The democratic ouster of Serb president and indicted war criminal Slobodan Milosevic in October 2000 did tidy the picture, but cooperation between the nations involved in the conflict and the ICTY remains uneven — and, at times, downright recalcitrant. Milosevic’s 2001 extradition to The Hague under a looming deadline for the cut-off of American foreign aid to Serbia created strong feelings among even some staunch reformers that the much-loathed dictator was "sold to the West for foreign aid."
Prosper threatened aid cut-offs again during his January visit to Serbia and the Serb-controlled portion of Bosnia-Herzegovina to win more arrests and extraditions. But it is US efforts to obtain what are known as Article 98 waivers — or "impunity agreements" ensuring that American personnel will not be subject to ICC prosecution — from countries that it prods toward compliance with the ICTY that have truly heightened cynicism.

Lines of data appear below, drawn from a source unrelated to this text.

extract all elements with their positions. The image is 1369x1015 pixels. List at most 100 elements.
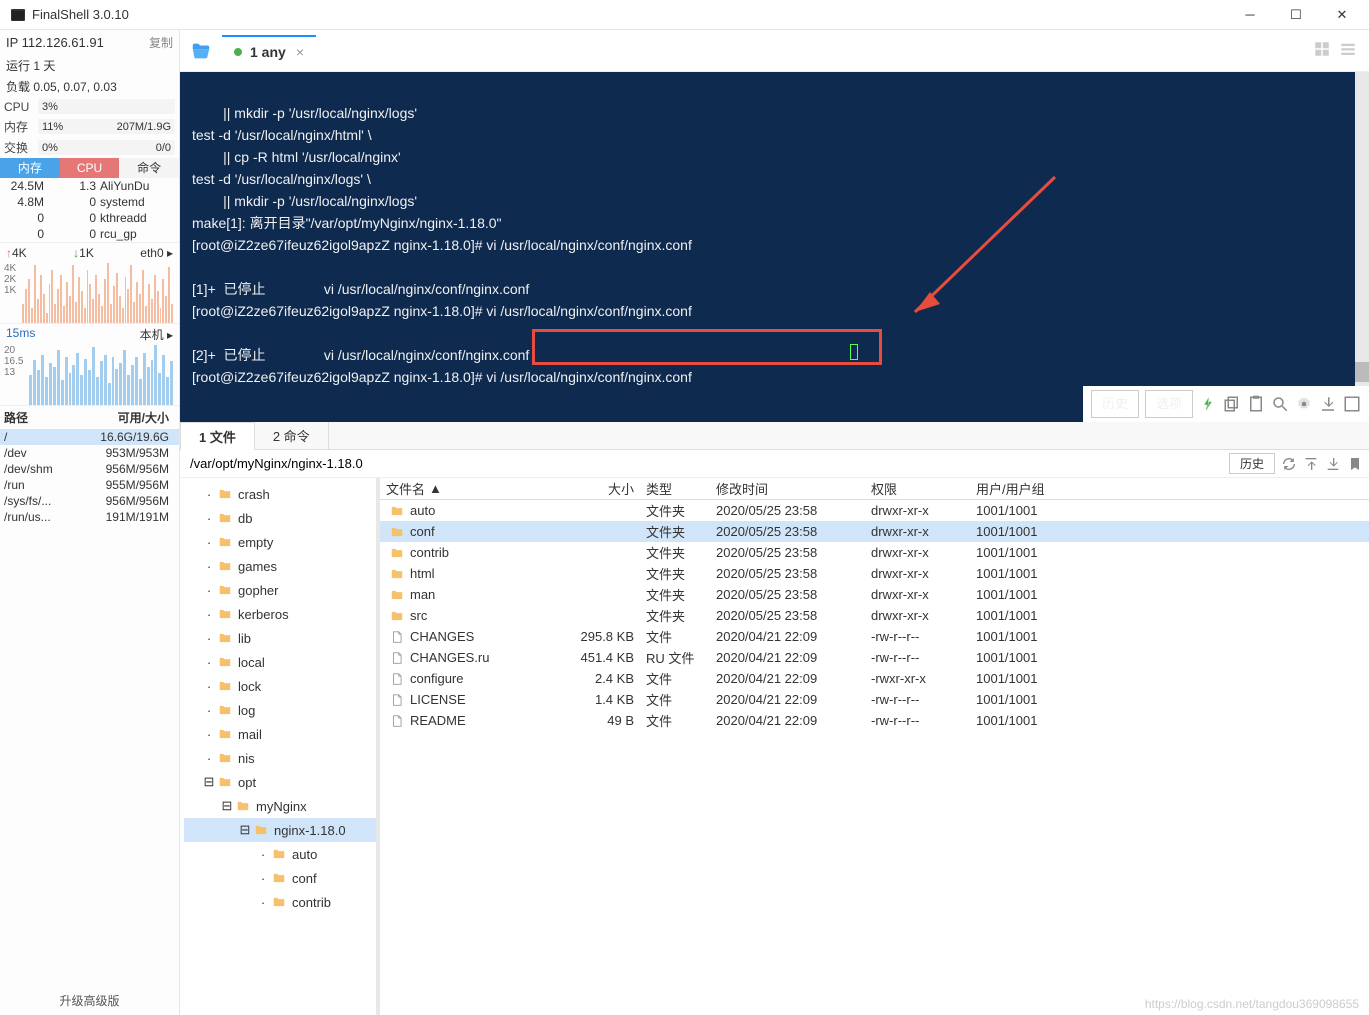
file-row[interactable]: README49 B文件2020/04/21 22:09-rw-r--r--10… [380, 710, 1369, 731]
file-row[interactable]: html文件夹2020/05/25 23:58drwxr-xr-x1001/10… [380, 563, 1369, 584]
open-folder-button[interactable] [186, 36, 216, 66]
terminal-toolbar: 历史 选项 [1083, 386, 1369, 422]
file-row[interactable]: LICENSE1.4 KB文件2020/04/21 22:09-rw-r--r-… [380, 689, 1369, 710]
gear-icon[interactable] [1295, 395, 1313, 413]
tree-node[interactable]: ·conf [184, 866, 376, 890]
file-row[interactable]: man文件夹2020/05/25 23:58drwxr-xr-x1001/100… [380, 584, 1369, 605]
proc-tab-cmd[interactable]: 命令 [119, 158, 179, 178]
upload-icon[interactable] [1303, 456, 1319, 472]
ping-value: 15ms [6, 326, 35, 343]
file-icon [390, 714, 404, 728]
process-row[interactable]: 00rcu_gp [0, 226, 179, 242]
copy-ip-button[interactable]: 复制 [149, 34, 173, 51]
tree-node[interactable]: ·lock [184, 674, 376, 698]
download-file-icon[interactable] [1325, 456, 1341, 472]
path-history-button[interactable]: 历史 [1229, 453, 1275, 474]
mem-stat-label: 内存 [4, 118, 38, 135]
disk-row[interactable]: /sys/fs/...956M/956M [0, 493, 179, 509]
col-hdr-time[interactable]: 修改时间 [710, 479, 865, 498]
file-icon [390, 693, 404, 707]
net-interface[interactable]: eth0 ▸ [140, 246, 173, 260]
list-view-icon[interactable] [1339, 40, 1357, 61]
tree-node[interactable]: ·local [184, 650, 376, 674]
close-tab-button[interactable]: × [296, 44, 304, 60]
fullscreen-icon[interactable] [1343, 395, 1361, 413]
file-row[interactable]: contrib文件夹2020/05/25 23:58drwxr-xr-x1001… [380, 542, 1369, 563]
file-row[interactable]: src文件夹2020/05/25 23:58drwxr-xr-x1001/100… [380, 605, 1369, 626]
process-row[interactable]: 24.5M1.3AliYunDu [0, 178, 179, 194]
file-tab-files[interactable]: 1 文件 [180, 422, 255, 450]
server-ip: IP 112.126.61.91 [6, 35, 104, 50]
path-input[interactable] [186, 454, 1229, 473]
tree-node[interactable]: ·empty [184, 530, 376, 554]
file-icon [390, 651, 404, 665]
col-hdr-name[interactable]: 文件名 ▲ [380, 479, 560, 498]
proc-tab-cpu[interactable]: CPU [60, 158, 120, 178]
path-bar: 历史 [180, 450, 1369, 478]
disk-row[interactable]: /16.6G/19.6G [0, 429, 179, 445]
session-tab-label: 1 any [250, 44, 286, 60]
tree-node[interactable]: ·games [184, 554, 376, 578]
folder-icon [390, 504, 404, 518]
sidebar: IP 112.126.61.91 复制 运行 1 天 负载 0.05, 0.07… [0, 30, 180, 1015]
disk-hdr-usage: 可用/大小 [66, 409, 175, 426]
file-row[interactable]: configure2.4 KB文件2020/04/21 22:09-rwxr-x… [380, 668, 1369, 689]
process-row[interactable]: 4.8M0systemd [0, 194, 179, 210]
upgrade-link[interactable]: 升级高级版 [0, 986, 179, 1015]
file-tab-commands[interactable]: 2 命令 [255, 422, 329, 449]
net-sparkline-chart [16, 263, 179, 323]
terminal[interactable]: || mkdir -p '/usr/local/nginx/logs' test… [180, 72, 1369, 422]
paste-icon[interactable] [1247, 395, 1265, 413]
file-row[interactable]: CHANGES.ru451.4 KBRU 文件2020/04/21 22:09-… [380, 647, 1369, 668]
cpu-stat-label: CPU [4, 100, 38, 114]
tree-node[interactable]: ·gopher [184, 578, 376, 602]
terminal-options-button[interactable]: 选项 [1145, 390, 1193, 418]
disk-row[interactable]: /run955M/956M [0, 477, 179, 493]
session-tab[interactable]: 1 any × [222, 35, 316, 67]
tree-node[interactable]: ·nis [184, 746, 376, 770]
tree-node[interactable]: ·crash [184, 482, 376, 506]
session-tabbar: 1 any × [180, 30, 1369, 72]
col-hdr-size[interactable]: 大小 [560, 479, 640, 498]
tree-node[interactable]: ·lib [184, 626, 376, 650]
proc-tab-memory[interactable]: 内存 [0, 158, 60, 178]
tree-node[interactable]: ·mail [184, 722, 376, 746]
net-chart-yaxis: 4K2K1K [0, 263, 16, 323]
folder-icon [390, 525, 404, 539]
refresh-icon[interactable] [1281, 456, 1297, 472]
disk-row[interactable]: /dev953M/953M [0, 445, 179, 461]
tree-node[interactable]: ·contrib [184, 890, 376, 914]
maximize-button[interactable]: ☐ [1273, 0, 1319, 30]
col-hdr-type[interactable]: 类型 [640, 479, 710, 498]
file-row[interactable]: auto文件夹2020/05/25 23:58drwxr-xr-x1001/10… [380, 500, 1369, 521]
copy-icon[interactable] [1223, 395, 1241, 413]
folder-tree[interactable]: ·crash·db·empty·games·gopher·kerberos·li… [180, 478, 380, 1015]
disk-row[interactable]: /run/us...191M/191M [0, 509, 179, 525]
tree-node[interactable]: ·db [184, 506, 376, 530]
tree-node[interactable]: ·auto [184, 842, 376, 866]
tree-node[interactable]: ·log [184, 698, 376, 722]
download-icon[interactable] [1319, 395, 1337, 413]
terminal-history-button[interactable]: 历史 [1091, 390, 1139, 418]
minimize-button[interactable]: ─ [1227, 0, 1273, 30]
tree-node[interactable]: ⊟myNginx [184, 794, 376, 818]
tree-node[interactable]: ·kerberos [184, 602, 376, 626]
col-hdr-user[interactable]: 用户/用户组 [970, 479, 1070, 498]
grid-view-icon[interactable] [1313, 40, 1331, 61]
terminal-scrollbar[interactable] [1355, 72, 1369, 386]
bookmark-icon[interactable] [1347, 456, 1363, 472]
process-table: 24.5M1.3AliYunDu4.8M0systemd00kthreadd00… [0, 178, 179, 242]
file-row[interactable]: CHANGES295.8 KB文件2020/04/21 22:09-rw-r--… [380, 626, 1369, 647]
load-label: 负载 0.05, 0.07, 0.03 [0, 76, 179, 97]
process-row[interactable]: 00kthreadd [0, 210, 179, 226]
file-row[interactable]: conf文件夹2020/05/25 23:58drwxr-xr-x1001/10… [380, 521, 1369, 542]
quick-connect-icon[interactable] [1199, 395, 1217, 413]
ping-label[interactable]: 本机 ▸ [140, 326, 173, 343]
close-button[interactable]: ✕ [1319, 0, 1365, 30]
tree-node[interactable]: ⊟opt [184, 770, 376, 794]
disk-row[interactable]: /dev/shm956M/956M [0, 461, 179, 477]
col-hdr-perm[interactable]: 权限 [865, 479, 970, 498]
search-icon[interactable] [1271, 395, 1289, 413]
tree-node[interactable]: ⊟nginx-1.18.0 [184, 818, 376, 842]
file-icon [390, 630, 404, 644]
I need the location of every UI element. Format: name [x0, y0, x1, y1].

Balkan cynicism about (and lack of cooperation with) international justice continues in the face of recent US calls for winding down the ICTY, even as both the US and the European Union reduce their expectations that Balkan nations will cooperate with the ICTY. Croatia, for example, recently won its pitched battle with The Hague over the necessity of extraditing a popular but ailing general charged with war crimes when Croatians retook the Krajina region, in 1995.

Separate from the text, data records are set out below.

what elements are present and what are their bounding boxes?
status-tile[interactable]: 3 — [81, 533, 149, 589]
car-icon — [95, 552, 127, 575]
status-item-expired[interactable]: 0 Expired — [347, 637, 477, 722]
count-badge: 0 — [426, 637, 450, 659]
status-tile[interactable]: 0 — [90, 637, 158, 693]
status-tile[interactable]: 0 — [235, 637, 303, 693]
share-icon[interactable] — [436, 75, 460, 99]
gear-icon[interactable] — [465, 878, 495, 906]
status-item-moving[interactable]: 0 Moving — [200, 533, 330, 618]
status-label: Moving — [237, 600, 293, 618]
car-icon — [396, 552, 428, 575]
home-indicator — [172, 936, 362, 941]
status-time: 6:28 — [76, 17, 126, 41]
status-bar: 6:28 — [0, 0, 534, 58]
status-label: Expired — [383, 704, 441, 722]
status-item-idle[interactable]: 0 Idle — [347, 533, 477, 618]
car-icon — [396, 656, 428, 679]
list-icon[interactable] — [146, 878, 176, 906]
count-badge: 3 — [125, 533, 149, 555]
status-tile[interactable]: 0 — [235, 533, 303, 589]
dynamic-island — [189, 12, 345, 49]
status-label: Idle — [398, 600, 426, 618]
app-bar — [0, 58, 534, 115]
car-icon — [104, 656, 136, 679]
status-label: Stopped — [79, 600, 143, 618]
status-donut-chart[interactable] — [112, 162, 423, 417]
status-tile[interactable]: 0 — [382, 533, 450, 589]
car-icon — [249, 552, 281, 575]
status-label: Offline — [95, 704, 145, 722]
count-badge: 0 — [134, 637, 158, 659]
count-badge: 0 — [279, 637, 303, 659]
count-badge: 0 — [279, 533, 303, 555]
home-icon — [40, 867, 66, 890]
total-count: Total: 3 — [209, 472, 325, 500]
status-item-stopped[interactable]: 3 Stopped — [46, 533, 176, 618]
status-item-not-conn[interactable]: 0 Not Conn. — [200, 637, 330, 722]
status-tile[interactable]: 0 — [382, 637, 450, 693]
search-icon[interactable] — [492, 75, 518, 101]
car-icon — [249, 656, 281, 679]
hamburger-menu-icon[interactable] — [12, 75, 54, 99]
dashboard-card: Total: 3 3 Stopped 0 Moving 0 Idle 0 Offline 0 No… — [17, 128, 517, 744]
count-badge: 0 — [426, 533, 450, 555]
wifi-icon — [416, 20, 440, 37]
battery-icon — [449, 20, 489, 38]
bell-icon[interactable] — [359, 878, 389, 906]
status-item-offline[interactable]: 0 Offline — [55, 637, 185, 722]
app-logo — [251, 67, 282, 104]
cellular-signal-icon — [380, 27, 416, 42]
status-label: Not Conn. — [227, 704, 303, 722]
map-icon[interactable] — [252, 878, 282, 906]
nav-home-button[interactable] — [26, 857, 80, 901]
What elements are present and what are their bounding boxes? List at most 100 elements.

Even Prosper’s most recent visit to Serbia in late January, during which the number of indictees that Serbia must turn over to receive US aid was cut from 10 to three — Bosnian Serb general Ratko Mladic (responsible for the siege of Sarajevo and the 1995 massacre at Srebrenica) and two other indicted war criminals involved in massacres near the Croatian city of Vukovar in 1991 — met with resistance. Serbia’s reform-minded prime minister, Zoran Djindjic, promised that he would make an effort to comply, but also told independent radio station B92 that the loss of US aid "would be no tragedy" for Serbia.
Prosper says that Balkan countries do raise the ICC and the Article 98 agreements with him, but he says that such questions "force me to articulate clearly what the differences are between the two enterprises, if you will, and what various international obligations are." He hews closely to the White House position that differentiates the two courts. "The cooperation with the Yugoslav tribunal is obligated by the UN charter," notes Prosper. "The ICC is not a UN organ, but a treaty-based court that places obligations on the parties to the treaty — rather than the world at large."
Yet the world at large is watching. Even if the looming crisis in the Persian Gulf ends in the way that the Bush administration would most like — with a new, democratic, and disarmed regime in Iraq and Saddam Hussein called to account for decades of brutality — the question of US policy on international justice seems certain to be dogged by uncertainty and contradictions that will hurt larger US interests.
Power argues that the Bush administration would like to keep world attention focused on Iraq, but she notes that even when it comes to a single strand of US foreign policy such as war crimes, "every à la carte decision that the administration makes is being viewed as a totality. There are concerns in other areas. I don’t think there’s a way to keep Iraq in the box. That’s how they’ve debated this, when actually the debate is the larger issue. You can’t take universal principles and apply them today, and then eschew them tomorrow."